October 20, 2003


California comic eyed for Senate (James G. Lakely, 10/19/03, THE WASHINGTON TIMES)

If Arnold Schwarzenegger can be elected governor of California, can comedian Dennis Miller unseat Democratic Sen. Barbara Boxer?

Some Republicans in the Golden State think so, and quietly hope they can persuade the sharp political wit — and registered Santa Barbara Republican — to take on the liberal senator. Variety magazine reported this week that Mr. Miller has contacted California Republican consultants to feel out a campaign. [...]

Hugh Hewitt, a popular conservative radio personality credited by many for helping to spur the California recall, has doubts that celebrity political magic could strike twice.

"A Miller candidacy guarantees the ability to get a message past gatekeepers like the Los Angeles Times. That's a huge plus," Mr. Hewitt said. "But the message also has to work in a Republican primary, and I'm not sure what Miller believes outside of a very appealing understanding of the war on terror. So there's a lot of potential there, but some questions as well."

The contrast of one of the wittiest guys in America against a Senator almost universally recognized as a few slices shy of a loaf would just be painful to watch--we'd pay money to see it.

-INTERVIEW: "Live" with TAE--Dennis Miller: He’s a Hollywood celebrity. And he’s smart. He’s one of the country’s favorite comedians. And he’s a conservative. Wipe that smirk off your face and meet a patriotic entertainer. (The American Enterprise, Oct/Nov 2003)

Posted by Orrin Judd at October 20, 2003 2:57 PM

The fact is Dennis is unabashedely more conservative than Arnold could ever wish to be, and proud of it. The question is whether he really wants to be a senator. If he decides he does then I would completely deride all naysayers who claim he can't win, blah, blah, blah. Of course his campaign would be amongst the most electic ever, in the history of politics. He would cream Boxer, and, yes, alot of people would literally pay money to see him in the race, and alot more would simply vote for him. This is a no-brainer if the GOP machine could be fortunate enought to recruit him.

Posted by: neil at October 20, 2003 4:28 PM

No, I'm afraid that Hewitt's right -- Miller wouldn't make it past the primary. Unless ... the party didn't put up a party regular against him.

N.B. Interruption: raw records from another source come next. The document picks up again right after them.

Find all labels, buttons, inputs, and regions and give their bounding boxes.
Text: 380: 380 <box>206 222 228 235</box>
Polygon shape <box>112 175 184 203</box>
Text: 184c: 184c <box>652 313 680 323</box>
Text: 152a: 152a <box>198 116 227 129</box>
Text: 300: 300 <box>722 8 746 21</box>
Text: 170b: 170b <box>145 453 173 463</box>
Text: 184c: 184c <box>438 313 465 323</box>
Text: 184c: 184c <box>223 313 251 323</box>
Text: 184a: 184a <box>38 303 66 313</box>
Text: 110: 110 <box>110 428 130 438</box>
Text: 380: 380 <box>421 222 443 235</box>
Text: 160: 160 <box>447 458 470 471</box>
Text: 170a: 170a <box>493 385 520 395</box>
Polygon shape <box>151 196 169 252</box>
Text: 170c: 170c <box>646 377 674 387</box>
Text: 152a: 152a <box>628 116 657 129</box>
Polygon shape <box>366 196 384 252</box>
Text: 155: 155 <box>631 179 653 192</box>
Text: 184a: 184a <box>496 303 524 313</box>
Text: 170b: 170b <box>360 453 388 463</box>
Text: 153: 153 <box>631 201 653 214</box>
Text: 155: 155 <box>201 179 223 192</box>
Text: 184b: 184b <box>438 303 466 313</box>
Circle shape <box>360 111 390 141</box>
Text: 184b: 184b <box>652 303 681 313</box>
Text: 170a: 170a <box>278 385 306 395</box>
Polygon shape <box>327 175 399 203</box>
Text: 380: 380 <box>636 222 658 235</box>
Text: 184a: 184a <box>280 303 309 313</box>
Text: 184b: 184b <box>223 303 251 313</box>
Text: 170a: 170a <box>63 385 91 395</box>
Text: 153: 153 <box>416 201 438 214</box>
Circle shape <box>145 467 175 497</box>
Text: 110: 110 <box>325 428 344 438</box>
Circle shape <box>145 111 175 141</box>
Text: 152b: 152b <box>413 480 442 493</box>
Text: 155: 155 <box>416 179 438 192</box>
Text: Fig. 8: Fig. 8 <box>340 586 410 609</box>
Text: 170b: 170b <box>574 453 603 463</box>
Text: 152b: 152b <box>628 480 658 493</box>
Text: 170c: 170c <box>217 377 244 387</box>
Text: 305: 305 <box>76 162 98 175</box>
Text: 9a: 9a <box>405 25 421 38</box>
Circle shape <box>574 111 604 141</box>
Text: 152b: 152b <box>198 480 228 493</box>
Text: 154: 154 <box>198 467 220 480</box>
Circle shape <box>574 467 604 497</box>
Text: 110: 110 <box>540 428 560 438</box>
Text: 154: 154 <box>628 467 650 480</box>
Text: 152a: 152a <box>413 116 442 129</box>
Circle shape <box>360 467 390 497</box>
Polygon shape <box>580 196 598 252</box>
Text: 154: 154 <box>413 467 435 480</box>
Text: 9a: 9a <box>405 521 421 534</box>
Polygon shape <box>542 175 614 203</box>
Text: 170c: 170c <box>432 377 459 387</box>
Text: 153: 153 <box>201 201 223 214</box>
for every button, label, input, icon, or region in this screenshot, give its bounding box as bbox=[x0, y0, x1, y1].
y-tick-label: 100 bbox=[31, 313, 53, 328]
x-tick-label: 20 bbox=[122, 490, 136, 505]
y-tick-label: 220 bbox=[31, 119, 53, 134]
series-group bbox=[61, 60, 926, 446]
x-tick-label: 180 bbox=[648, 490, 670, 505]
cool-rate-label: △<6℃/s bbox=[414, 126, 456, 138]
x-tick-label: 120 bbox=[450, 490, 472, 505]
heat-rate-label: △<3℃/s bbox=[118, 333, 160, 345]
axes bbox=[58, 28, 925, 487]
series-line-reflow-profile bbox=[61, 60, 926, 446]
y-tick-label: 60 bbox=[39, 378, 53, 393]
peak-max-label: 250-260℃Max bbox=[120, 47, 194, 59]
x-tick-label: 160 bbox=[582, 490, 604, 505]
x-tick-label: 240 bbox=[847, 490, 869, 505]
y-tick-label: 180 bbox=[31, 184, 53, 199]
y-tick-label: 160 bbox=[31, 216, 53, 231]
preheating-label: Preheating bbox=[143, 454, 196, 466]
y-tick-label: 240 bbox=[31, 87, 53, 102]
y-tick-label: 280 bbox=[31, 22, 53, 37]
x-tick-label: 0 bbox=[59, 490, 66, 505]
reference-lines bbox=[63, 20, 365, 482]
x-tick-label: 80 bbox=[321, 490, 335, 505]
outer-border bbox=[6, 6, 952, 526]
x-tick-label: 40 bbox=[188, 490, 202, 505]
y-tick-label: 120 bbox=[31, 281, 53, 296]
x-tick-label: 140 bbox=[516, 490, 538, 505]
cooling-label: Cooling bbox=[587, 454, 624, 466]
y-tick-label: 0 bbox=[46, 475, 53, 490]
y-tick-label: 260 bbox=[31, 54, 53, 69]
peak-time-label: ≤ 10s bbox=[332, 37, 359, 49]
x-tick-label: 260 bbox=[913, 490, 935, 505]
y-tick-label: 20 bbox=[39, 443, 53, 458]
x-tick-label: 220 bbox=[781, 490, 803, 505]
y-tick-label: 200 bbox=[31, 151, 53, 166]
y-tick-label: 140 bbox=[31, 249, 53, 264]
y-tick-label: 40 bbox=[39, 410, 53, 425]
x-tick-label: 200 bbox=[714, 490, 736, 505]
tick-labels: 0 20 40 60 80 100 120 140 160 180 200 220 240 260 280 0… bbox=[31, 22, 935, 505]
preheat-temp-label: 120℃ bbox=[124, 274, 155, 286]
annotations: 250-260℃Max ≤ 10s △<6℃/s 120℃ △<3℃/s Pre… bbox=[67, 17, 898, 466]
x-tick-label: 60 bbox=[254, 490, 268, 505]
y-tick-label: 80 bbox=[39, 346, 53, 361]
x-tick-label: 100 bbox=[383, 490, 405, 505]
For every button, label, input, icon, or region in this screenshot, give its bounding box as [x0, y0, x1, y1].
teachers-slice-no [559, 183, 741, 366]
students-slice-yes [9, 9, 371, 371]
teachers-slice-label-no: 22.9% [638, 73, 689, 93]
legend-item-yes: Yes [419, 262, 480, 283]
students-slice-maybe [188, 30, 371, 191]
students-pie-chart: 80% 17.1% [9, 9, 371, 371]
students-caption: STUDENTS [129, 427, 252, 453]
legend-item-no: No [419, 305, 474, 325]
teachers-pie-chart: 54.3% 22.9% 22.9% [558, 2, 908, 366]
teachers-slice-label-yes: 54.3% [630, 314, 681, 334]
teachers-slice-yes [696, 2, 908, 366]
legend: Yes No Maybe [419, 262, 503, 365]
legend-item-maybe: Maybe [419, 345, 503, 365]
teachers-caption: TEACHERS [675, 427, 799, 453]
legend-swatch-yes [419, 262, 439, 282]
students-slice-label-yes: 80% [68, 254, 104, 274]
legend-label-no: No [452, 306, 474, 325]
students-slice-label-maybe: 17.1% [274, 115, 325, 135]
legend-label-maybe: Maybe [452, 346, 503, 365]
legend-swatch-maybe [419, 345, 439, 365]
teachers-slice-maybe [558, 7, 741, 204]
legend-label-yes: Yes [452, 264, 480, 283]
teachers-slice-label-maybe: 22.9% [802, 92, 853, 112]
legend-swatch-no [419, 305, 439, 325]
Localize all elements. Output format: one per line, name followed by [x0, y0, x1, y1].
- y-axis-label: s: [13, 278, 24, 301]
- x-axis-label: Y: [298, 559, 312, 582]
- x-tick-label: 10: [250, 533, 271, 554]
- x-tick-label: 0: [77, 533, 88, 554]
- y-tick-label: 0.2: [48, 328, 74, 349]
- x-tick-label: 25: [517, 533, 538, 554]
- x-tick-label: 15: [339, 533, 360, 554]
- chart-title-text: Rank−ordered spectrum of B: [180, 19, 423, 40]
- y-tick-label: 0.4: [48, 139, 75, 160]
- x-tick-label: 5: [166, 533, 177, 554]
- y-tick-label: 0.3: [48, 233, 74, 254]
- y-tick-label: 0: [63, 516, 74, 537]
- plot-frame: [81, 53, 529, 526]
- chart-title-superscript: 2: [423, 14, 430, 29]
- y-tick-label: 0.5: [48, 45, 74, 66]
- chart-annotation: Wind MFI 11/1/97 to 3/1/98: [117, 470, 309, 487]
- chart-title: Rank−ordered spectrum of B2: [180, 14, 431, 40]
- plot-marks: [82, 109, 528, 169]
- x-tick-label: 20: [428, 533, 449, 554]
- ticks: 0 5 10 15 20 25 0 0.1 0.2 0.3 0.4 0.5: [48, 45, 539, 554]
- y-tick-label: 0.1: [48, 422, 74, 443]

Posted by: old maltese at October 20, 2003 4:34 PM

I think I'd have to move back to California just to vote for him...even Orrin would forgive me for breaking the Time Zone Rule....

Posted by: Foos at October 20, 2003 4:47 PM

He would be a great candidate.
Assuming that he is reasonably informed and truly
in sync with those interest groups making up the
republican party, I think he would make a fine Senator.
Actually the Republicans should be recruiting more of this type (I don't mean entertainers per se but communicators)

Posted by: h-man at October 20, 2003 5:01 PM

Great Candidate?!!??!?!

Hell, just picture this guy in the well of the Senate, or in committee.

Knows as much arcane weirdness as Robert Byrd, but a helluva lot more interesting.

I'd love to see it.

Posted by: Andrew X at October 20, 2003 5:51 PM

I've seen him on Leno a bunch of times.

Not impressed.

Posted by: M Ali Choudhury at October 20, 2003 7:08 PM

I like Dennis Miller, but not sure I'd ever vote for him. Schwarzenegger was actually known for his business savvy and that counts in lieu of political experience, but I've never heard anything about Miller.

He couldn't even stay on Monday Night Football and people think he could be a Senator?

Posted by: Chris Durnell at October 20, 2003 7:49 PM

Personally I liked Miller on Monday Night Football but I knew he wouldn't last. Comparing football games to one of the Punic Wars wasn't likely to go over well with football fans who weren't Roman Military History 101 majors in university.

Posted by: Steve Martinovich at October 21, 2003 4:10 AM

He should've done baseball--its fans aren't idiots. :)

Posted by: OJ at October 21, 2003 8:41 AM

Guys like Miller are most affective if they just
remain informed and incisive public citizens.

I remember when I was a teenager Miller was
one of my favorite commedians (along with
most guys my age).

Even when he hadn't really articulated his beliefs
he still came off as the perfect anti-hippy (a
true product of the '80's).

By the way, Miller was excellent on Monday Night
Football, but probably too over the top for a weekly broadcast (and certainly outside of the
typical footbal demographic).

He would have fit in nicely as a guest commentator
in a pre-game or post-game slot.

Posted by: J.H. at October 21, 2003 9:13 AM

I agree, I too would pay money to see the smartest comedian eviscerate the dumbest Senator in a debate... heck, I'd by the DVD.